Lo interesante en este caso es que para muchos sectores periféricos es también una oportunidad de poder, como ocurre en Urabá y en barrios marginales de Medellín. También es una oportunidad para la lucha social típica, que moviliza a la población para presionar a las élites por transformaciones sociales. Al final, el resultado es que a las élites las reemplazan -caso revolución- o el Estado hace concesiones e incluye a la organización política que la representa”.
¿Si su libro se superpone a la situación de una ciudad cómo Medellín, qué se obtiene?
“Déjeme le complemento lo anterior. En la Habana, Cuba, hay un grupo (Farc) que dice representar a sectores desconcentos, reclama transformaciones y también su inclusuión dentro de las instituciones del Estado. No sabemos el resultado final. En el caso del narcotráfico, y vamos al caso de Medellín, es distinto, porque los actores subordinados del orden social realizan esa transformación a través de una organización criminal, sin consultarles a las élites.
Los criminales redefinen el orden social y luego negocian con las élites cómo es su asimilación. Eso fue lo que pasó en Medellín. Pablo Escobar acumuló cualquier cantidad de dinero, transformó el orden social en las comunas marginales y luego le dijo al Estado: yo tengo ese poder, soy la cabeza de ese nuevo orden, ¿cómo vamos a negociar?. El Estado le dice que no negocia y se van a la guerra. Pablo tenía esa autoridad de facto en muchos sectores de la ciudad, podía sacar recursos para la guerra, tenía una población dispuesta y territorios en los que el Estado no podía entrar. Es un tipo de lucha política, que a diferencia de las guerrillas, no plantea una transformación del poder central nacional y la sociedad en su conjunto, sino de esos espacios marginales”.
¿Y ese poder quién lo ejerce hoy en Medellín?
“En Medellín, luego de la desmovilización post Berna, se acaba la dinamica que existía en que había un gran jefe narcotraficante, que usaba esos recursos para pagarle a las distintas bandas criminales que controlaban la ciudad y para imponerse sobre los demás narcos. Con Escobar y Berna, los narcos tenían que pagarles a ellos para poder traficar desde la ciudad. Y con esos pagos, el capo canalizaba recursos a las distintos bandidos de la capital. Hoy no existe ese gran narco. El gran problema que tienen los bandidos es cómo se financian. Ya tienen un aprendizaje previo, con la extorsión. En vez de sostenerse con dineros del narcotráfico, extraen algunos “impuestos” y proveen servicios de seguridad. Por eso la extorsión está regada en toda la ciudad”.
¿Tiene estimaciones de la cantidad de dinero que manejan los ilegales en Medellín?

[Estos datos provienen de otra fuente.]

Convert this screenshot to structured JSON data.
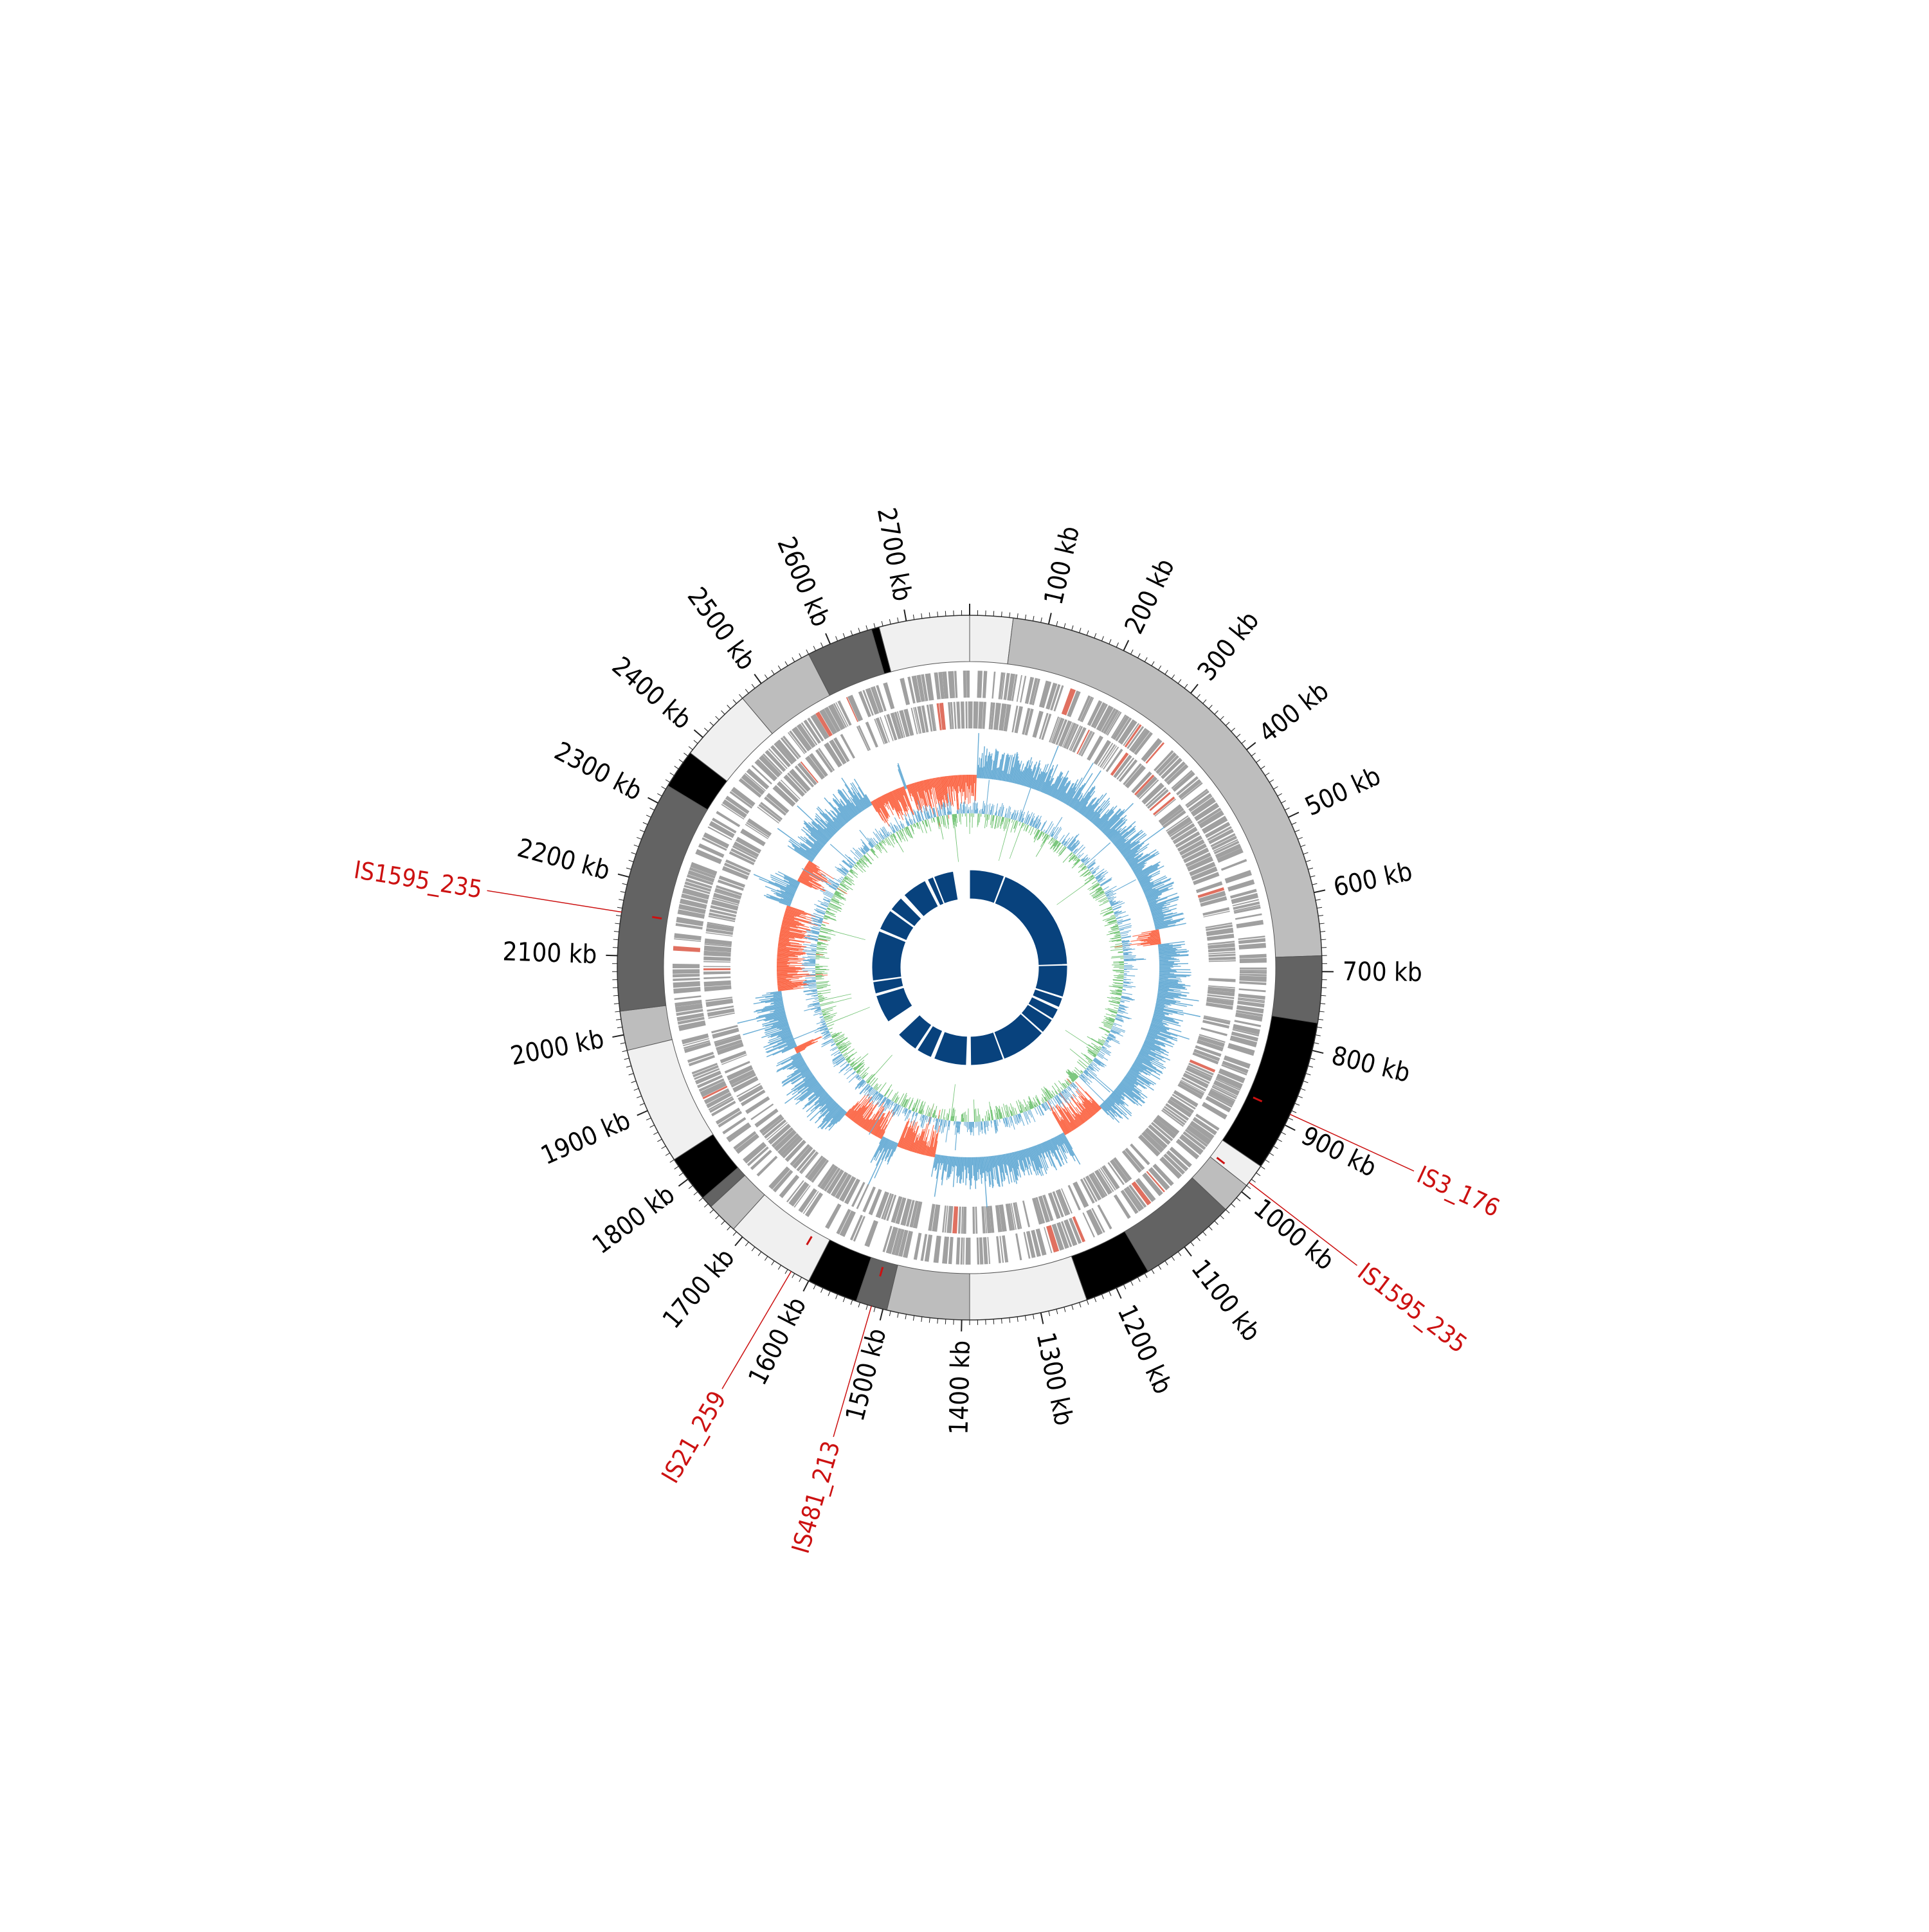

“Sería un cálculo especulativo, porque son demasiadas transacciones económicas sujetas de extorsión. Pero no es tan importante en términos de una magnitud económica, como sí de la cantidad de gente involucrada con esa forma de regulación social y la población sujeta a ella. Pueden ser más de 3.000 jóvenes metidos en eso y cualquier cantidad de población regulada por ellos. Eso es lo significativo realmente y debo decir que el dato es muy conservador”.
¿Y qué hay sobre los capos vigentes?
“En la época de Pablo Escobar era un solo señor, que dominaba todo y los grandes narcos le pagan a él. Hoy cualquier capo puede venir a la ciudad y no tiene qué pagar. Lo que pasa es que si tiene problemas para la definición de contratos o de derechos de propiedad, tiene que pagarle a un grupo armado”.
Pero no se supone que hay unos controles territoriales...
“Sí, pero no hay un control único, de un gran capo, que los controla a todos. Eso como tal se perdió”.
¿Y quiénes mandan hoy?
“Lo que queda de todo el tema de la pelea de Sebastián y Valenciano”.